Tutti siamo immersi in un mare di relazioni (si guardi al giorno d’oggi anche agli universi paralleli telematici) e, nello stesso tempo, ci poniamo incessantemente in rapporto con noi stessi, avvertendo (o non avvertendo) sensazioni, emozioni, stati d’animo, o elaborando idee.
Riguardo al piano “orizzontale”, quello interumano, siamo dinanzi a due istanze (in apparenza) contrastanti: la reciprocità e il libero dono di sé (anche sulla base dei “doni” ricevuti dalla natura e, per chi crede, dal Signore).
Senza reciprocità, ad esempio, mancherebbero forse le condizioni stesse della relazione. Al tempo stesso incombe il rischio che proprio la reciprocità si riduca a semplice scambio “mercantile”, al do ut des. Il libero dono, d’altro canto, è sottoposto alla finitezza e ai limiti che caratterizzano la condizione umana.
Insomma: un equilibro quanto mai incerto e instabile, eppure necessario.
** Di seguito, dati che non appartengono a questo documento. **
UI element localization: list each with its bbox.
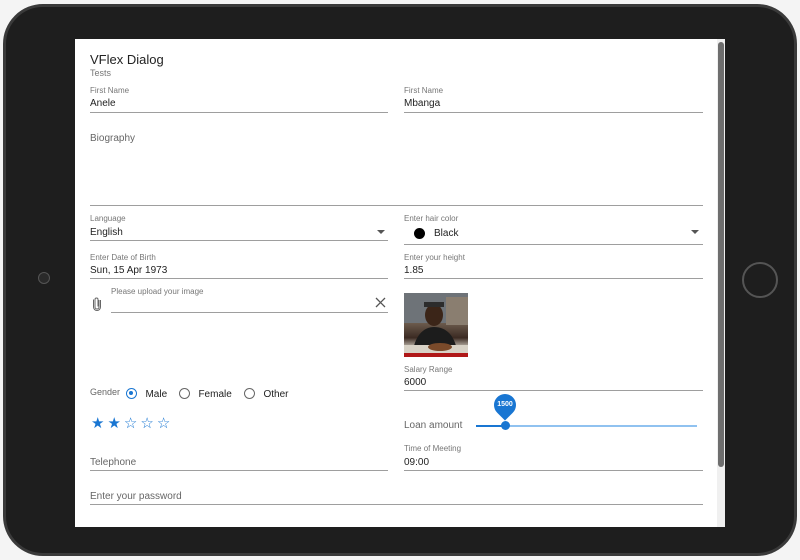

Ancora una volta può darci da pensare una considerazione di Jacques Derrida, tratta dalle ultime pagine del testo di Maurice Blanchot Michel Foucault tel que je l’imagine, scritto all’indomani della morte del grande pensatore.
Eccola, dunque: “La philía [l’amicizia] che, tra i Greci e anche tra i Romani, resta il modello di ciò che v’è di eccellente nelle relazioni umane (con il carattere enigmatico conferitogli da esigenze opposte, a un tempo reciprocità pura e generosità senza ritorno), può essere accolta come un’eredità sempre capace di essere arricchita”.
Non una formula magica, dunque, bensì la ricerca, individuale o condivisa, di un rapporto interumano comprendente, appunto, reciprocità pura e, insieme, generosità senza ritorno. Mai parentesi è stata più illuminante, nella sua problematicità!
E se ciò giovasse anche al benessere collettivo?